Opener “Black Soap” is a classic bait and switch; it starts out with the slightly crunchy, lo-fi guitar tones and simple, clattery percussion of other post-White Stripes garage revival groups (as suggested by the sleek album art and Ex Cops’ two-person lineup), but morphs into an entirely different creature in a sudden smoke bomb of synthesizers, vocal harmonies and phaser effects when the duo hit the chorus. This is the first example of Ex Cops not being sure quite sure what sort of group they want to be over the course of Daggers, but it certainly isn’t the last.
There are rhythmic stabs of the My Bloody Valentine-type dream pop that dominated the duo’s 2013 debut True Hallucinations, but they’re very compartmentalized in comparison to newfound pop music influences. The glittery electric keyboard arpeggio and over the top synth drum fills that are center stage on the anthemic “Teenagers” sound like echoes of Madonna in the golden age of the heavy radio rotation of “Holiday” and “Lucky Star,” while the song “Pretty Shitty” echoes a Joan Jett pop sound.
By the time we get through the sizzling slow jam “Burnt Out Love,” Amalie Bruun has tried out a number of pop music tropes along the lines of both Karen O and Lana Del Rey, surprisingly. The sudden style switch-outs feel a bit disjointed for six tracks into a full-length record, almost like Bruun can’t decide which direction to take her performance.

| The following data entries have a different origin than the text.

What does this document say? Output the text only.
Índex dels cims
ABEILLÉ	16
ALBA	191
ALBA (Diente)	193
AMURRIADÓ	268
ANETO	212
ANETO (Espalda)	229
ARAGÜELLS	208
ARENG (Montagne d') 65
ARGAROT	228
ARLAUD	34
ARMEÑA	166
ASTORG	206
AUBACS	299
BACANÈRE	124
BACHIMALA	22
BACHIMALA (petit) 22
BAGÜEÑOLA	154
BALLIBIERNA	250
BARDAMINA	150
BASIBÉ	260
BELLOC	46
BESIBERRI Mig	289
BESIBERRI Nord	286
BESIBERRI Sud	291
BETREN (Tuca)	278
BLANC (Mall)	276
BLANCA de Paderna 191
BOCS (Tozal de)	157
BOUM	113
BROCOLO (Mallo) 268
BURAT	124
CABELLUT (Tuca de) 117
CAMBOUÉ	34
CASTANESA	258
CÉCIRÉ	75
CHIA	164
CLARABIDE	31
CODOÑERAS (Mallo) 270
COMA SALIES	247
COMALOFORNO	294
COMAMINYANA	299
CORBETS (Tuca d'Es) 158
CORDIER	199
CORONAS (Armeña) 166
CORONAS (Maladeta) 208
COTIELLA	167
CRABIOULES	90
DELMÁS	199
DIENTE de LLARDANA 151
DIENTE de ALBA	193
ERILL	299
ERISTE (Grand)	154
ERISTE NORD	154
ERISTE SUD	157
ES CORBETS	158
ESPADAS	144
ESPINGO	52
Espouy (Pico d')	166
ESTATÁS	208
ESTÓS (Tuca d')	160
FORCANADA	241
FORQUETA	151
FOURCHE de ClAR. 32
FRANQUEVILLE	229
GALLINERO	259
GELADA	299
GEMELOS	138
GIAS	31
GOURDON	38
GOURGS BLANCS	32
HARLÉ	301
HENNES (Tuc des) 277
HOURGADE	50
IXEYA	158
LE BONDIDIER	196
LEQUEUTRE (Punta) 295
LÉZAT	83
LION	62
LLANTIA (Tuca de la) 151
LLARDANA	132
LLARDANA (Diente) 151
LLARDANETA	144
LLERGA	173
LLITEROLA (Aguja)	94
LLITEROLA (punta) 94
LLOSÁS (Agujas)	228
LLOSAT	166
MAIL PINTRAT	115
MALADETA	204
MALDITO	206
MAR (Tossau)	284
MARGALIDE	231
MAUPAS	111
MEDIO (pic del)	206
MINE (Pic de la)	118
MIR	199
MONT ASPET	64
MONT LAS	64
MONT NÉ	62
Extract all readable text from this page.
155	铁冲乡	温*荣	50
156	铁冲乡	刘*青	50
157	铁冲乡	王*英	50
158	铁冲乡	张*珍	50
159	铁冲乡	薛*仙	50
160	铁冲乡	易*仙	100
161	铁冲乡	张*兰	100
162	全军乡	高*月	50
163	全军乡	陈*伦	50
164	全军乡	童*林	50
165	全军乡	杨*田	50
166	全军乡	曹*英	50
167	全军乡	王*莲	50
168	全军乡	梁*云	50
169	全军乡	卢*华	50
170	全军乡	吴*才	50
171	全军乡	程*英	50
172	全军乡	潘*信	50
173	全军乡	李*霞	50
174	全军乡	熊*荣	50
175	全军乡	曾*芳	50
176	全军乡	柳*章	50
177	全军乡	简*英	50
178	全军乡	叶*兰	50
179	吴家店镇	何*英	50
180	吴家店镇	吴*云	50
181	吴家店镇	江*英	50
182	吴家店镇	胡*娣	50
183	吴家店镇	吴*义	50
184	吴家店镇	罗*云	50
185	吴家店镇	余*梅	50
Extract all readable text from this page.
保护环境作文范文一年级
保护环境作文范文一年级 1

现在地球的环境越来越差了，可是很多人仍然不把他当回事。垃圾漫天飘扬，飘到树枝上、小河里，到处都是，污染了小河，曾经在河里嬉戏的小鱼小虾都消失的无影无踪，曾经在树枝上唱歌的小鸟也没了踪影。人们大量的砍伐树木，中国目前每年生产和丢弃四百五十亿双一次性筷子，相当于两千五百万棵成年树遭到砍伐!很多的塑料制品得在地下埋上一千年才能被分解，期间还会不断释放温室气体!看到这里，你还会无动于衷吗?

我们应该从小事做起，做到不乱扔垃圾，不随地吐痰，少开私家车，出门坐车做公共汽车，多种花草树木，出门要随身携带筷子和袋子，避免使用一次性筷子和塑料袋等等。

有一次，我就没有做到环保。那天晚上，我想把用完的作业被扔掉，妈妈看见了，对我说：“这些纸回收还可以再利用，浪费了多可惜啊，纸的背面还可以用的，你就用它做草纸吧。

However, the beginning of “Tragically Alright” marks a jarring thematic change in which guitarist/composer Brian Harding mans the helm of Daggers, taking command of lead vocal duties and laying down guitar-driven folk stomp that sounds a bit like a Neil Young record played at the incorrect speed when topped with his indie-esque voice. This radical new aesthetic lasts for the remainder of the record.
The instrumentation and sonic textures that emerge from that point onward, from the twangy, pedal steel slides to the mournfully sustained grand piano chords, sound extremely different from Daggers’ first half. The heavy lyrics of “Rooms” (“Try, try to stay alive / Morphine is in your eyes”) resound intensely, as if the rustic tones are performed by a completely different band than the sounds heard earlier on the track “Teenagers.” All the more rattling is the album’s burst-fire coda, “Weird With You,” which slips back into the fuzzed out, garage rock of the Yeah Yeah Yeahs without warning, and feels like Daggers’ most delightfully sincere songwriting.
The guy/girl duo is a hot ticket right now, but attempting to bridge the absence of dead duos like Crystal Castles doesn’t excuse a lack of cohesive songwriting. Daggers is stylistically scattered, but Ex Cops aren’t at fault. Who can really blame the duo for wishing not to single out a particular sub genre on their second release? Ex Cops lack a particular single sound, but in the long run, this may not necessarily be a bad thing.